A partial complex seizure does not come with the violent shaking symptoms most people associate with epilepsy. It involves a spell of unorganized, unintentional behavior: picking at clothes, chewing motions, and wandering aimlessly.
The Epilepsy Foundation said that the best thing police or bystanders can do when they see someone undergoing a seizure is to not restrain the person. Rather, they should simply let the seizure pass, watch to make sure the seizure sufferer is not in harm's way, and comfort the person when it ends. Call 911 if the episode lasts more than 5 to 7 minutes, the group advises.

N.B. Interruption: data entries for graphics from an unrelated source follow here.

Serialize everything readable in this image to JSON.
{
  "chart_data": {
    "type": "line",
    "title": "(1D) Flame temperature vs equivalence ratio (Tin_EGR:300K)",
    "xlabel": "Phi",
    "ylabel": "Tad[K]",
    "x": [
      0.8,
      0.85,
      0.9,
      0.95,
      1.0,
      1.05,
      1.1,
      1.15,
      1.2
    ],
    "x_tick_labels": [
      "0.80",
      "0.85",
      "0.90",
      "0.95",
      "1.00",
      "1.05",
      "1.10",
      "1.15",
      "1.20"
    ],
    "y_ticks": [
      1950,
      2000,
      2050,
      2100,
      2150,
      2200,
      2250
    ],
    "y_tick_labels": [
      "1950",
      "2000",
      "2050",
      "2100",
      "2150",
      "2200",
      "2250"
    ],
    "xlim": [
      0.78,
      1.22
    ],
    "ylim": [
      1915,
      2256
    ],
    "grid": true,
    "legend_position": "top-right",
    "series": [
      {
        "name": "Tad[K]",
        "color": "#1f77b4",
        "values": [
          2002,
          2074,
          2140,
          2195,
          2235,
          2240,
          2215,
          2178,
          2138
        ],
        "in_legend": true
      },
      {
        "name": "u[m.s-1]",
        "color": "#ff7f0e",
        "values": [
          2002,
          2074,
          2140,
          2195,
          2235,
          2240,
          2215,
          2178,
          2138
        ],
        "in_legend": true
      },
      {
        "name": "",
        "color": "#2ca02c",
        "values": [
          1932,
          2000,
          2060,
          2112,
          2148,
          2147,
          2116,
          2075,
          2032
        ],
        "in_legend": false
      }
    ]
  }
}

Beloungea was ultimately found not guilty by reason of insanity. Beloungea is not insane -- he's simply epileptic. But his lawyer, Otis Underwood, told ABC News there was no other way to get Beloungea off the charges than the insanity defense. The catch: He had to spend 20 days locked in a criminal mental facility.
Beloungea said he's still waiting for an apology from the Oakland Sheriff's Office. What would Beloungea say if he could address them directly?
"I would say, 'In a situation like mine, look for a medical bracelet. Pay attention to what you're doing, know your job. Don't just grab a taser gun … 50,000 volts in a situation like mine could kill a person.'"
Beloungea's case is closed, for now. He's just hoping police will know better next time his body betrays him.
November is National Epilepsy Awareness Month.